Technology also enables students with special needs to participate in education and to make inclusive education a reality. With well-known applications such as speech-to-text, text-to-speech, and auto-captioning, etc., AI allows blind, visually impaired, deaf and hard-of-hearing students to participate in traditional educational settings and practices. Some smart technologies facilitate the diagnosis and remediation of some special needs (e.g. dysgraphia) and support the socio-emotional learning of students with autism so they can more easily participate in mainstream education.
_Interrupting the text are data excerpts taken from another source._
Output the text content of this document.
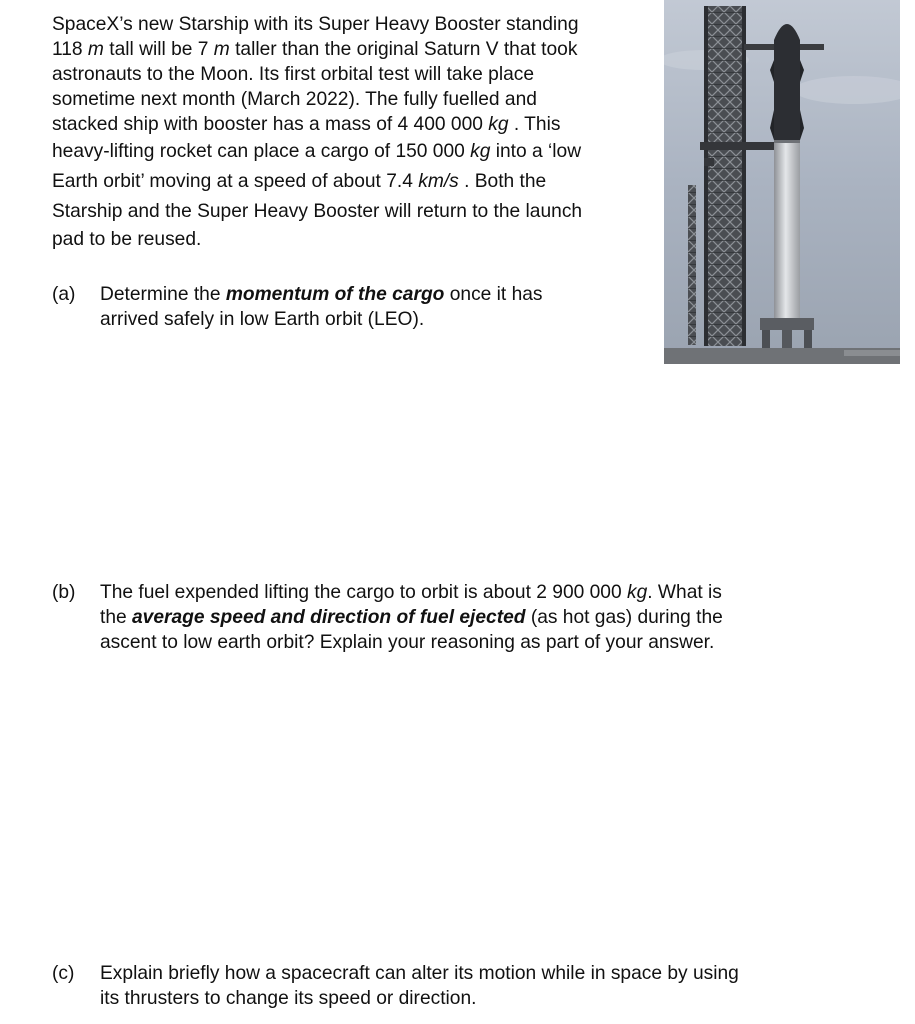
SpaceX’s new Starship with its Super Heavy Booster standing
118 m tall will be 7 m taller than the original Saturn V that took
astronauts to the Moon. Its first orbital test will take place
sometime next month (March 2022). The fully fuelled and
stacked ship with booster has a mass of 4 400 000 kg . This
heavy-lifting rocket can place a cargo of 150 000 kg into a ‘low
Earth orbit’ moving at a speed of about 7.4 km/s . Both the
Starship and the Super Heavy Booster will return to the launch
pad to be reused.
(a) Determine the momentum of the cargo once it has
arrived safely in low Earth orbit (LEO).
(b) The fuel expended lifting the cargo to orbit is about 2 900 000 kg. What is
the average speed and direction of fuel ejected (as hot gas) during the
ascent to low earth orbit? Explain your reasoning as part of your answer.
(c) Explain briefly how a spacecraft can alter its motion while in space by using
its thrusters to change its speed or direction.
Those smart technologies usually assume and require a human-in-the-loop: a teacher. The level of automation of actions and decisions should be conceived of as a continuum between actions that are fully automated at one end and, at the other end, actions over which humans have full control. As of today, AI systems remain hybrid and request human intervention at a certain point in the process.
譯文
摘要
数字化为教育开辟了新的可能性。虽然教育一直有丰富的数据,例如学生的缺勤记录或成绩,但最近才开始利用数据来帮助学生更好地学习、帮助教师更好地教学并为教育管理部门的决策提供参考。教育利益相关者与技术的关系处境艰难,一直在强烈的热情和怀疑之间徘徊。数字技术,尤其是基于人工智能、学习分析、机器人技术和其他技术的智能技术,是否会像改变社会其他领域一样改变教育?本报告重点讨论了智能技术如何改变课堂教育并支持教育组织和系统的管理。
课堂中的智能技术
智能辅导系统等自适应学习技术可以使用类似的方法实现学生学习的个性化:检测学生的知识(或知识缺口);诊断学生学习的下一个合适的步骤;提供新的练习、新的课程单元、某种形式的教学指导或只是通知教师采取行动。目前,这种方法已超越单纯的知识获取,并扩展到诸如学习自我调节或学习风格等行为维度。
由于保持学生的参与度和积极性是提高学习效率的关键,因此,技术发展的一个新领域是测量参与度,以保持学生在数字和物理学习环境中的深度参与。测量参与度并非易事,但已有一系列新的自动化方法被开发出来,包括眼球追踪器以及其他面部特征的监测和分析。提高学生参与度通常有两种方法:一种是主动的方法,即尝试通过奖励和游戏化等方式刺激用户黏性;一种是更为复杂的反应性方法,即通过不间断的监测来捕捉参与度下降的信息,并及时给予调整和指导。
除了最普遍的专注个性化学习的智能技术,另一种方式是将教室或教室中发生的事情作为学习分析的主题。后者旨在帮助教师在课堂上协调学习,并为学生提供丰富有效的学习场景。例如,一些课堂分析技术为教师提供实时反馈,以帮助教师在学生单独学习、小组学习或集体学习时完成不同任务之间管理的过渡。此外,学生的课堂行为将被反馈给教师,供教师反思并从实践中学习。
社交机器人也越来越多地被开发用于学习。它们通常由上述个性化系统提供支持,以不同的方式支持教师:作为个人或小组的导师,也作为同伴学习者,允许学生“教”它们。除此之外,远程机器人还允许教师或学生远程教学或学习,为生病或无法亲自上课的学生提供新的可能性。它们甚至还可以动员远程教学人员,例如来自另一个国家的教师来教授外语。
同时,智能技术还使有特殊需要的学生能够参与教育,使全纳教育成为现实。通过语音转文本、文本转语音以及自动字幕等知名应用程序,人工智能已经能够帮助盲人、视力受损、失聪和听力障碍的学生参与到传统的教育实践中去。其中一些智能技术还有助于某些特殊需要(如书写困难)的诊断和补救,并帮助自闭症学生的社会情绪学习,使他们更容易参与主流教育。
这些智能技术通常假设并需要一个人的操作——教师。行动和决策的自动化水平应该被视为一个连续体,一端是完全自动化的行动,另一端则是完全由人类控制的行动。到目前为止,人工智能系统仍然是混合型的,在过程中的某一点上还是需要人工干预的。